Do you know these women? I know I do.

what she says about each of these types of women really hit home with me. I'll summarize and put it in my own words.
  • For #1 she said that this type of woman is vain and the attention from everyone feeds her vanity. This woman cant have attention on anyone else. The spotlight cant be on anyone else. And that's selfish. This is the woman that will make you feel bad about yourself no matter how adorable your outfit is.
  • For #2 she said that this type of woman is dangerous. I totally agree! This woman who may or may not be in a happy, loving relationship still needs men to think that she's gorgeous. She may hear it from her significant other every day... but she craves the sly glances from men when she's out and about. She wants to be noticed and lusted after. Whether its intentional or subconscious. That kind of woman is a tease and dangerous with a capital D.
  • For #3 she said that this type of woman is scared. scared of life, attention, living and finding happiness. Beauty doesn't necessarily mean physical beauty.... But taking a pride in yourself. The woman who hides her self in a mask of any sort is fearful of the outcome of their true selves.
  • Finally #4 she said is the type of woman that should be respected. She's vain, yes. But not enough that it interferes with her own life as well as others. It's a natural level of vanity to want someone to think your pretty. You want to be admired by your husbands and your mothers. You want to be looked up to be your little sisters. It's not everyone that you care about... Just your core people. You want to be looked at kindly. You want to be cherished by those who are closest to you....
Now with all this I'm NOT telling you makeup and beauty treatments are wrong.... I'm a freaking Mary Kay consultant and I'm obsessed with what I sell to women every day.... I love me some Mascara, masks and massages and that's that! what I'm saying is take pride in yourself. dress cute for yourself. Do it because you respect your self. Don't do it out of competition with another woman's looks. don't do it because you want to be wanted. Be conscious of the way you dress and who you do it for.
And remember. Your significant other loves you best when you are yourself....
For Jake that means on lazy days when I'm showered and dressed but busy lounging in yoga pants and tanks to put on makeup or style my hair.... He tells me so all the time. :)

October 1, 2009

Thankful Thursdays


Happy Thursday!


Today I'm thankful for:


  • Sisters/MOH!!! - She's running around doing wedding related stuff for me on her sick day off. Big Sis, your the BEST!!!

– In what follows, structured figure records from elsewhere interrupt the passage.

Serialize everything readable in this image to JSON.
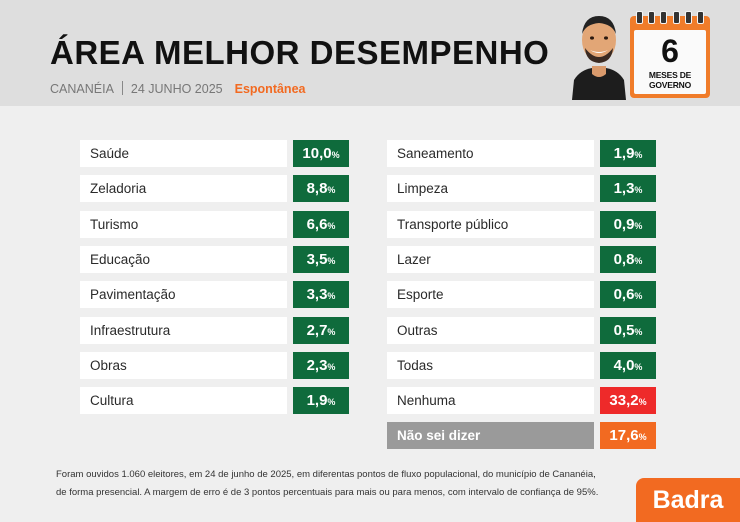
{
  "header": {
    "title": "ÁREA MELHOR DESEMPENHO",
    "location": "CANANÉIA",
    "date": "24 JUNHO 2025",
    "tag": "Espontânea"
  },
  "calendar": {
    "number": "6",
    "label": "MESES DE GOVERNO"
  },
  "colors": {
    "green": "#0f6b3c",
    "red": "#ee2a2a",
    "orange": "#f26a21",
    "gray": "#9a9a9a"
  },
  "chart_data": {
    "type": "table",
    "unit": "%",
    "rows": [
      {
        "label": "Saúde",
        "value": "10,0",
        "color": "green"
      },
      {
        "label": "Zeladoria",
        "value": "8,8",
        "color": "green"
      },
      {
        "label": "Turismo",
        "value": "6,6",
        "color": "green"
      },
      {
        "label": "Educação",
        "value": "3,5",
        "color": "green"
      },
      {
        "label": "Pavimentação",
        "value": "3,3",
        "color": "green"
      },
      {
        "label": "Infraestrutura",
        "value": "2,7",
        "color": "green"
      },
      {
        "label": "Obras",
        "value": "2,3",
        "color": "green"
      },
      {
        "label": "Cultura",
        "value": "1,9",
        "color": "green"
      },
      {
        "label": "Saneamento",
        "value": "1,9",
        "color": "green"
      },
      {
        "label": "Limpeza",
        "value": "1,3",
        "color": "green"
      },
      {
        "label": "Transporte público",
        "value": "0,9",
        "color": "green"
      },
      {
        "label": "Lazer",
        "value": "0,8",
        "color": "green"
      },
      {
        "label": "Esporte",
        "value": "0,6",
        "color": "green"
      },
      {
        "label": "Outras",
        "value": "0,5",
        "color": "green"
      },
      {
        "label": "Todas",
        "value": "4,0",
        "color": "green"
      },
      {
        "label": "Nenhuma",
        "value": "33,2",
        "color": "red"
      },
      {
        "label": "Não sei dizer",
        "value": "17,6",
        "color": "orange",
        "label_style": "gray"
      }
    ]
  },
  "footnote": {
    "line1": "Foram ouvidos 1.060 eleitores, em 24 de junho de 2025, em diferentas pontos de fluxo populacional, do município de Cananéia,",
    "line2": "de forma presencial. A margem de erro é de 3 pontos percentuais para mais ou para menos, com intervalo de confiança de 95%."
  },
  "logo": {
    "text": "Badra"
  }
}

  • The Fiance - He's so understanding and awesome!

  • Adorable Kids - I'm in a class where we teach a preschool gym class for motor development and all the kids are totally adorable when they don't even know you but they grab your hand and hold on for dear life.

  • Burning Thighs - It lets you know your working hard.... especially when it happens 2 days after! yay for working out and feeling good!

  • Hand Sanitizer - This refers back to the child care center thing.... kids are a little gross.

  • COMMENTS!!! - I love them. no matter is they just say 'good job', or 'I know what you mean'. they always make me feel good!